An additional factor for thinking AI progress may take longer than expected is the phenomena of AI Winters. These are periods in which lots of hype is accrued over the potential for Artificial Intelligence and then the hype dies down again. Recently, even after a boost in AI from 2015 to 2020, there was an AI winter from 2020-2022 right before our current “AI Spring.” Given that people have been overconfident because of AI hype in the past, we should be less certain in thinking that this time will be different.
Practical Stuff, Thoughts, and Conclusion:
If one finds many of these arguments to be compelling (which TBH I’m still not sure if I find this to be the case), there are still hedged ways to do AI safety work. From my understanding, most AI governance work to establish cooperation international and interpretability work seems pretty hedged. To learn more about this kinds of work, I recommend the 80,000 Hours Job Board and Horizon Institute’s Emerging Tech Policy Careers page on AI policy.

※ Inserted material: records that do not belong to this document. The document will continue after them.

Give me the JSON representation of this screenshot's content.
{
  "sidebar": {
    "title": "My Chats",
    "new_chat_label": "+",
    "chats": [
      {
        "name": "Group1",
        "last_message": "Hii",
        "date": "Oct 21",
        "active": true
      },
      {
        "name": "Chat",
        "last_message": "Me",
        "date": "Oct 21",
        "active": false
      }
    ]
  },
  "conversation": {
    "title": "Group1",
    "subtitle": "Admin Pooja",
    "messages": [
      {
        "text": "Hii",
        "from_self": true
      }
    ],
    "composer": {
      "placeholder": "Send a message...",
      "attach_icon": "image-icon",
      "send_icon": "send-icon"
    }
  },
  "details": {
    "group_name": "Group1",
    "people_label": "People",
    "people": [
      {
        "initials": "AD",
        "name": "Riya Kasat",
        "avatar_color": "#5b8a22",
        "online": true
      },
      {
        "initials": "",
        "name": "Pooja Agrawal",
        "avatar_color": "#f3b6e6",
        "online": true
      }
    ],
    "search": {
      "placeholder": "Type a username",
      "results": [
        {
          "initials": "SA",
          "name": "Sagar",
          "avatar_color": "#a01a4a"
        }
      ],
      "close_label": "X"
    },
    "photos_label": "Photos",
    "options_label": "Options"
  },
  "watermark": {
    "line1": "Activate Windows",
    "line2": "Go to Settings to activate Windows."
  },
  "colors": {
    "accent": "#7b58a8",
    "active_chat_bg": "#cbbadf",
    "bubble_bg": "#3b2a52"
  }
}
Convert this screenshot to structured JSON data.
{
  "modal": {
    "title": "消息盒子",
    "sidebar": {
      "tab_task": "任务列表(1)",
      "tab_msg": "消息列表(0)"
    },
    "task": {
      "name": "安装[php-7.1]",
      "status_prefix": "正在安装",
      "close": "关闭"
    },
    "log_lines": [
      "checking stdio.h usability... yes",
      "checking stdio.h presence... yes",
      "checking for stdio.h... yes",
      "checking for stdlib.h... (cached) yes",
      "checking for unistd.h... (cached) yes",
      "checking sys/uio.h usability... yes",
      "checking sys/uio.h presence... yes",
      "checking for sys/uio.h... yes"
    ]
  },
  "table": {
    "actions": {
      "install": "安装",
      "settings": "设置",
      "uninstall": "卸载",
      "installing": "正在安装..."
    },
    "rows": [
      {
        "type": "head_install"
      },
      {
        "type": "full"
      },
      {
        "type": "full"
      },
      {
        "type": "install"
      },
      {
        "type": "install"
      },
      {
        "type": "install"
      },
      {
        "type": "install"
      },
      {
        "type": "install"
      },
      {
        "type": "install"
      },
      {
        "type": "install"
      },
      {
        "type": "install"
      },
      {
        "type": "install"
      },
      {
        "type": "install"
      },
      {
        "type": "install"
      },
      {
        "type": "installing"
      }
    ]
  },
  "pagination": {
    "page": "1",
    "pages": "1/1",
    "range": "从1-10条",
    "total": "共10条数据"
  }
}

In general, I’m definitely sympathetic to the idea that, given that there is some probability of AIs doing terrible things, we should spend a lot of time thinking about safety (even given Pascal’s Mugging concerns). I am also quite sympathetic to the points that 1) there’s an asymmetry between money spent on capabilities and on safety, which is a cause for concern, 2) companies’ incentives are not aligned with that of the public good here, and 3) there is an asymmetry between the value associated with boosting AI capabilities and waiting some time to have the safety infrastructure ready for it.
I think, regardless on how strong the case for AI risk is, it’s great that we have so many really smart trying to solve really hard problems for the public good. So, yay for humanity!
As always, tell me why I’m wrong!
I feel like:
AI-Worried make some arguments.
AI-Optimists make some arguments.
AI-Worried address the optimist arguments.
AI-Optimists don’t respond.
You’re on level one. I’ve seen responses to all your arguments. I’d like to see the next level, please.
This is a very thoughtful and comprehensive list of anti-AI doomer arguments. I’ll probably be referencing it in the future. Thanks for pulling this together.